Niraj Choubey
Niraj Choubey

Reputation: 4040

Casting issues in C#

I have aprogram

using System;
using System.Collections.Generic;

namespace Generic
{
    public class Program
    {
        public static void Main()
        {
            List<string> dd= Program.get();
        }

        public static IList<string> get()
        {
            List<string> str = new List<string>();
            return str;  
        }
    }
}

On executing above I am getting:

Cannot implicitly convert type 'System.Collections.Generic.IList<string>' to
'System.Collections.Generic.List<string>'. An explicit conversion exists (are you missing a cast?).

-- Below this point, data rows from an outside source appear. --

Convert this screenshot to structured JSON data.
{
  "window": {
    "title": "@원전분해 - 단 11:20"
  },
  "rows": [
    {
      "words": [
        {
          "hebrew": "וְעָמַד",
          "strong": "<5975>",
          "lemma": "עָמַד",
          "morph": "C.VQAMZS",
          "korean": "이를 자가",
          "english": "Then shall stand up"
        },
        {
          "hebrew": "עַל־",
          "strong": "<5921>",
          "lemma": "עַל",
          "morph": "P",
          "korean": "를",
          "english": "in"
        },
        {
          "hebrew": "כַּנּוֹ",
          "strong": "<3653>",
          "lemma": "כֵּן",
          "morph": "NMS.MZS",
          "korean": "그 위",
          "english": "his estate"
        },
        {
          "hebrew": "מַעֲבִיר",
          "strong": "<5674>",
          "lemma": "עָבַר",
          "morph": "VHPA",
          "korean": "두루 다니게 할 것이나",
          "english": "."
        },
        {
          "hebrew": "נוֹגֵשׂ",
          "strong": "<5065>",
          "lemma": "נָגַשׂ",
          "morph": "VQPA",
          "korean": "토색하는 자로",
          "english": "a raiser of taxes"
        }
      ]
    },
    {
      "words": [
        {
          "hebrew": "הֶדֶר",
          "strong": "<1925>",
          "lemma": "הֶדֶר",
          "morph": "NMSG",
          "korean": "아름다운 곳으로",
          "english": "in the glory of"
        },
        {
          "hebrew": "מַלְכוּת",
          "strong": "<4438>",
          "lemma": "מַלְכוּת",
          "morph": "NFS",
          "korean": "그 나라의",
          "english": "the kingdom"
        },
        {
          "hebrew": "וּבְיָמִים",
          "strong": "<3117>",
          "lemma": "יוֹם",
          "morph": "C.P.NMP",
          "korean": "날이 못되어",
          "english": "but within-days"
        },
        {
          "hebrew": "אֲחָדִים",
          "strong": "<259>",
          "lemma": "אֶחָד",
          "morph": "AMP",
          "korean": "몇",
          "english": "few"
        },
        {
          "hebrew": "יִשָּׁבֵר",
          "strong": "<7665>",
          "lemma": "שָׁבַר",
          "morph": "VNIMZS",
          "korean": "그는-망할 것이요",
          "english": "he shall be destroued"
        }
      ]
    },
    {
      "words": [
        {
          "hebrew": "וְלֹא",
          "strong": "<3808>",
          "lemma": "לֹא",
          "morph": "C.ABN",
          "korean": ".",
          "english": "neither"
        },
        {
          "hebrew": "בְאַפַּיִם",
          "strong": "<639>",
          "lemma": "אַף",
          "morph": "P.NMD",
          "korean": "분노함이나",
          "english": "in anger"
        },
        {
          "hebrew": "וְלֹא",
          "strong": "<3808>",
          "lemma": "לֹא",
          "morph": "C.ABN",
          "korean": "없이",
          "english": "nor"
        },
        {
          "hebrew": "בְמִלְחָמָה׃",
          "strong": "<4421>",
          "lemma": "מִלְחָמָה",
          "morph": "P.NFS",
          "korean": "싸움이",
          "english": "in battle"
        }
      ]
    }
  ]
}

Since, List derives IList , this should't fail. Then why C# is throwing this error?

Upvotes: 0

Views: 358

Answers (1)

Sam
Sam

Reputation: 1206

While you can guarantee that all List objects are of type IList, you can't guarantee that all IList objects are of type List, since it could be an entirely different class that is implementing the interface. This means that in the line

List<string> dd= Program.get();

you are trying to tell the compiler that the IList is actually a List, but it doesn't know that. The IList could actually be derived from a different subclass not even related to List. You could do an explicit cast,

List<string> dd= (List<string>)Program.get();

but this could lead to runtime issues if it were ever possible for Program.get() to return something other than List which happened to implement IList.

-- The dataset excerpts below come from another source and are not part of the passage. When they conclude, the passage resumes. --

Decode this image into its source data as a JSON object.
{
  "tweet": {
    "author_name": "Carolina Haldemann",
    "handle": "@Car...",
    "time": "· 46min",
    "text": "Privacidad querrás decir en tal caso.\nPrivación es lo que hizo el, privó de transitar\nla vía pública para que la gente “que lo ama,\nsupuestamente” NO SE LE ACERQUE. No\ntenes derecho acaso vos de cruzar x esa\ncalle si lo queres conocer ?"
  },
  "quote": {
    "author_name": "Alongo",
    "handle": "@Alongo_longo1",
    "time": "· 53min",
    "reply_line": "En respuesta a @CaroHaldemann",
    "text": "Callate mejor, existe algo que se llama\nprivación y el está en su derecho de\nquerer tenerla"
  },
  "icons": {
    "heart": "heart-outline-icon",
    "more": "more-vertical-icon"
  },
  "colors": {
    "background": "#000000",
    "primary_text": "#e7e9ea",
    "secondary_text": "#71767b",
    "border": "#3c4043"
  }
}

It is much better to explicitly state the return type of get() as List<string> if you really need access to features only available in List, or to just declare the type of dd as IList<string> if the IList interface provides all of the methods you ever intend to call.

As an example, consider the following:

interface Foo {
    public void doSomething();
}

class Bar : Foo {
    public override void doSomething() {
        Console.WriteLine("Hello World!");
    }
}

class Baz : Foo {
    public override void doSomething() { 
        Console.WriteLine("Goodbye World!");
    }
}

class Program {
    public static void Main(string[] args) {
        Foo myFoo = getMyFoo();
        myFoo.doSomething();
    }

    static Random random = new Random();
    static Foo getMyFoo() {
        if (random.NextDouble() < 0.5){
            return new Bar();
        }
        else {
            return new Baz();
        }
    }
}

We can see that both Bar and Baz are of type Foo, but we are never guaranteed which type gets returned from getMyFoo(), only that it is of type Foo. We could try explicitly casting myFoo to one or the other, but we would generally fail at runtime because Baz is not of type Bar or vice versa.